1. E, no entanto, a vida é agradável, amena. Terça-feira vem depois de segunda. A seguir é quarta-feira. O nosso espírito desenvolve-se por anéis, a identidade fortalece-se e a própria dor é absorvida nesta sensação de contínuo crescimento. As válvulas de segurança do espírito abrem-se e fecham-se com intensidade crescente; a pressa e as febris sensações de juventude encontram a sua aplicação e tudo parece funcionar com a perfeição de um mecanismo de relógio. Com que rapidez a corrente da vida nos transporta das coisas, que se tornaram tão familiares que já nos não apercebemos da sua sombra. Flutuamos. Flutuamos, na superfície da corrente.

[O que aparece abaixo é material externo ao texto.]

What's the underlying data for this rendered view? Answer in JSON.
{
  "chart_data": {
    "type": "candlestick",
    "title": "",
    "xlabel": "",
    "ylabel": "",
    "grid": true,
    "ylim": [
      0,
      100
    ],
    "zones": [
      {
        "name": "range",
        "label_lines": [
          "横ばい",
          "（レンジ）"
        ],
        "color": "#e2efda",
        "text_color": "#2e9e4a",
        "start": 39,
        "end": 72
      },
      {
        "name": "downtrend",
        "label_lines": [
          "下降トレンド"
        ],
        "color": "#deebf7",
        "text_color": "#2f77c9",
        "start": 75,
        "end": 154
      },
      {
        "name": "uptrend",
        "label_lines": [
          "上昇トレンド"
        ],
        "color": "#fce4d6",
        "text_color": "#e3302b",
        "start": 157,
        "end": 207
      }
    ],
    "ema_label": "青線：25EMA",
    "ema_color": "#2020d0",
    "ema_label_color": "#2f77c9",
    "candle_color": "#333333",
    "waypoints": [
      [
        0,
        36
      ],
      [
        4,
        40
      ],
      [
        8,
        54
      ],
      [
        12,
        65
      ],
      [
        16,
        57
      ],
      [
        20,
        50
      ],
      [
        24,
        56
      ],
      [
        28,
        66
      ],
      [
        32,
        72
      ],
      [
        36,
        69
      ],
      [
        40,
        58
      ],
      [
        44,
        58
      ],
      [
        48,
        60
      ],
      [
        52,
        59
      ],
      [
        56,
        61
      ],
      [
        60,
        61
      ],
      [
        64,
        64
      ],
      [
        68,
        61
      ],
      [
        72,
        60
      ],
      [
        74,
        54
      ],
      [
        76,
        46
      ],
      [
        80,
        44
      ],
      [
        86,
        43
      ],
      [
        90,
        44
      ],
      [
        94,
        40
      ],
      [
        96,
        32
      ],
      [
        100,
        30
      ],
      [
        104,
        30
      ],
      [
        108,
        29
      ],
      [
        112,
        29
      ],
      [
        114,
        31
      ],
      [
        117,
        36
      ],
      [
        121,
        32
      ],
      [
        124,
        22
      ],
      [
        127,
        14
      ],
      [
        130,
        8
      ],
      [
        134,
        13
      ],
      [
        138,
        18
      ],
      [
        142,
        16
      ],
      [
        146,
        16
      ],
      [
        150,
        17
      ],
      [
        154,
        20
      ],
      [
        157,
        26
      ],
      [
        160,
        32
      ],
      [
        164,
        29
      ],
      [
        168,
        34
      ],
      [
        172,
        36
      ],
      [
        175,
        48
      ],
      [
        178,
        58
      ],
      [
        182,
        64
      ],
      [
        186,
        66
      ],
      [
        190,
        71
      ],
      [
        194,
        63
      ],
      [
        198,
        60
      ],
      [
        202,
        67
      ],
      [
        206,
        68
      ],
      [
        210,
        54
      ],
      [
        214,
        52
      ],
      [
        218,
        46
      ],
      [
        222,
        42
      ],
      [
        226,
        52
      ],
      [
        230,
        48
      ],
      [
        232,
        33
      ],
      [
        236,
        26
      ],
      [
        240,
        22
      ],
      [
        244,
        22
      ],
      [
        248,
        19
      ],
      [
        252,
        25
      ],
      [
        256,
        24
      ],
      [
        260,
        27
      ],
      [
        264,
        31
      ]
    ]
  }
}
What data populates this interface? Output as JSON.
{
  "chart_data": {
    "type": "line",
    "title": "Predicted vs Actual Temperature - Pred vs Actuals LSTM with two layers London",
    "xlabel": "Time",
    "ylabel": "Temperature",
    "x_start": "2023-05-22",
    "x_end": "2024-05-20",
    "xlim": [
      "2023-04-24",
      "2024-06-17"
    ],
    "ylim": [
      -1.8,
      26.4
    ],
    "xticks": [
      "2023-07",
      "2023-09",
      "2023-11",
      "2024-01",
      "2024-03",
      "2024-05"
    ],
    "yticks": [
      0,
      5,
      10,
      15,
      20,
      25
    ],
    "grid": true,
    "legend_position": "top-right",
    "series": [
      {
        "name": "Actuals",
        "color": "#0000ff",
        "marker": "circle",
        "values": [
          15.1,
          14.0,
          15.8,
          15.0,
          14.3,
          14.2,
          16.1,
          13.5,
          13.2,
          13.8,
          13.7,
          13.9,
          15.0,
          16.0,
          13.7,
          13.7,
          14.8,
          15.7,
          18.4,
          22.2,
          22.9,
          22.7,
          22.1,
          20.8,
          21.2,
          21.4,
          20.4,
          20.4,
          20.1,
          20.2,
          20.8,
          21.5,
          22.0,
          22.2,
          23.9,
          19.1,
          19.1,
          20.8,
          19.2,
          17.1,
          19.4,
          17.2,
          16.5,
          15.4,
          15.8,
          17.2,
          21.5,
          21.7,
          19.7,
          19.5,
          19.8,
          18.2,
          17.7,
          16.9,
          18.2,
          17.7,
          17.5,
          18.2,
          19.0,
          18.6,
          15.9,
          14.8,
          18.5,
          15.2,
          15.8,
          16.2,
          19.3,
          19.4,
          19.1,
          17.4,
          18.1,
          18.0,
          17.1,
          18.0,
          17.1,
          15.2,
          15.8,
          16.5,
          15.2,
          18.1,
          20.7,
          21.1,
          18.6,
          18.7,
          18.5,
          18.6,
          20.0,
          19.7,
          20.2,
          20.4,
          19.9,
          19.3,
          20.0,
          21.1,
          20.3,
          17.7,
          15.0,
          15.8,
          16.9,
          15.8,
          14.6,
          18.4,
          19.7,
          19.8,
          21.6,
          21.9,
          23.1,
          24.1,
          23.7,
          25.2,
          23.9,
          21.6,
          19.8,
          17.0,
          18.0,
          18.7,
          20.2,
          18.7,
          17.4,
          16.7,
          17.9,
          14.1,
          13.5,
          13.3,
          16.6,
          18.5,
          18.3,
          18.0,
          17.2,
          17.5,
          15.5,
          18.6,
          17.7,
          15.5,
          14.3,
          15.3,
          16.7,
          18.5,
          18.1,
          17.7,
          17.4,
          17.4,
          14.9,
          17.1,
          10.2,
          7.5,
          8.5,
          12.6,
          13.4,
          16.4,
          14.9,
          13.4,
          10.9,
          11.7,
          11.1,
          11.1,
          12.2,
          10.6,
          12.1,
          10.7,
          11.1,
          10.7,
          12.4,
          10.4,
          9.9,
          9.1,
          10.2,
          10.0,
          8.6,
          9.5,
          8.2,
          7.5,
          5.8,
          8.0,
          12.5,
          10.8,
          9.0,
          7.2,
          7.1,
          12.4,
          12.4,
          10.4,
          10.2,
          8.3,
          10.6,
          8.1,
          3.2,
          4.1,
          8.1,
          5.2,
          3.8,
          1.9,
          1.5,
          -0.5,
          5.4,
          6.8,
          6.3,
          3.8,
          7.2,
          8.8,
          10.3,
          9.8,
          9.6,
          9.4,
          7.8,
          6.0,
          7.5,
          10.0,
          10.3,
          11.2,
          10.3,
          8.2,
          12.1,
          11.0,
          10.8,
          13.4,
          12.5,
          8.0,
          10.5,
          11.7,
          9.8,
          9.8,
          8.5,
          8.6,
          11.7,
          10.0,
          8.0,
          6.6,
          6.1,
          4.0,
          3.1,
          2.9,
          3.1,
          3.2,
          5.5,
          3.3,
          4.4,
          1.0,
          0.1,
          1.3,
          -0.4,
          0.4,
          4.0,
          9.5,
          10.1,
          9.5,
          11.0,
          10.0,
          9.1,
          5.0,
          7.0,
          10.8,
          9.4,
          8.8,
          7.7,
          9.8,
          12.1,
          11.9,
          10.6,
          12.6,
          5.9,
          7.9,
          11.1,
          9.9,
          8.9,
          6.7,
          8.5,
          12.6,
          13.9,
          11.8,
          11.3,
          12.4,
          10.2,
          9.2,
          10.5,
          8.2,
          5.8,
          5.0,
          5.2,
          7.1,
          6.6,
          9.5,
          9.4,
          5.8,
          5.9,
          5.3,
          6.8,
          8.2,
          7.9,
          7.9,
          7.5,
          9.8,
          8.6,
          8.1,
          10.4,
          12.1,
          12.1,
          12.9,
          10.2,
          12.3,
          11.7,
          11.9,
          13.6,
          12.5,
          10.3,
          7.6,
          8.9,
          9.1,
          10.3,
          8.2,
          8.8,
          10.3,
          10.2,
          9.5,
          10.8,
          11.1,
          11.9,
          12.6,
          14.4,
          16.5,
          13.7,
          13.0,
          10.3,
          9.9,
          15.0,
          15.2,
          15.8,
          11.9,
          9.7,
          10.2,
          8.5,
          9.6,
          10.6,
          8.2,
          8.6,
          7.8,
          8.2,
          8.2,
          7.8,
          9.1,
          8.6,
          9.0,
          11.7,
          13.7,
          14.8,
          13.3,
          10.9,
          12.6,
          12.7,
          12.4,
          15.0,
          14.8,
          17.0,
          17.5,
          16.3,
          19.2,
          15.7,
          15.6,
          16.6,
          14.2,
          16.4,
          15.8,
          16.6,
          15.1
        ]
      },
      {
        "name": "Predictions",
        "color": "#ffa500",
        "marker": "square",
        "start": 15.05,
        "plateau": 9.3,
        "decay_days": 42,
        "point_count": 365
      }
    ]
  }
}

É um monólogo de Bernard (páginas 206 e 207 d’ “As Ondas”, edição da Relógio d’Água). Mais um, perfeito para mostrar como a Virginia Woolf escreve sobre o tempo e o transforma numa belíssima imagem de movimento, de corrente.
Para além dos acontecimentos, das personagens e das suas emoções está sempre perfeitamente visível o fluxo do tempo que neste livro é também o fluxo da água.
Flutuar na superfície da corrente, é assim que Bernard define a vida. (e é assim que Virginia constrói a sua morte, numa corrente descontínua, cheia de perigos e abalos?)
2. – E o tempo, disse Bernard, esgota-se. A gota transforma-se no telhado da nossa casa e depois cai. É o tempo que a faz cair.
…
Esta gota que está a cair nada tem a ver com a minha juventude perdida. A queda desta gota é o tempo adelgaçando-se até formar um ponto. O tempo, esse prado ensolarado em que dança uma luz, o tempo, essa extensão plana como um campo ao meio-dia, começa a inclinar-se. Adelgaça-se até formar um único ponto. O tempo escoa-se, como se escoa o líquido para fora do vaso deixando ficar um depósito. Estes são os verdadeiros ciclos, os verdadeiros acontecimentos da minha vida. Pois, como se toda a luminosidade da atmosfera refluisse subitamente como uma vaga, vejo o fundo das coisas tal como ele é. (página 148)
3. Há ainda um monólogo de Rhoda (páginas 104 e 105) que merece ser citado porque Rhoda é a que não encaixa no seu corpo, é a que tem dificuldade em flutuar, é a que tem medo. (é um contraponto de Bernard?)
A porta abre-se e o tigre salta (um aparte – esta imagem do tigre lembra outra de Eliot: “O tigre salta no ano novo. E nos devora” ) Não me viram entrar. Fiz mil desvios entre as cadeiras para evitar o horror dum encontro brusco. Tenho medo de vocês. Tenho medo do choque das sensações pois não posso acolhê-las como vocês fazem, não sou capaz de fundir o momento presente com o que vem a seguir. Para mim todos os momentos são violentos e isolados. E se sucumbisse ao choque do instante, lançar-se-iam sobre mim para me despedaçar. Não tenho nenhum objectivo. Não consigo enfiar uns nos outros os minutos e as horas, dissolvendo-os por um processo simples, de modo a que formem essa massa indivisível a que vocês chamam vida .
4. Descobri também um texto muito bom da Marguerite Yourcenar. Trata-se de um pequeno ensaio que faz parte do livro “Peregrino e Estrangeiro” (edição Livros do Brasil). Prometo digitalizá-lo e colocá-lo on-line na próxima semana.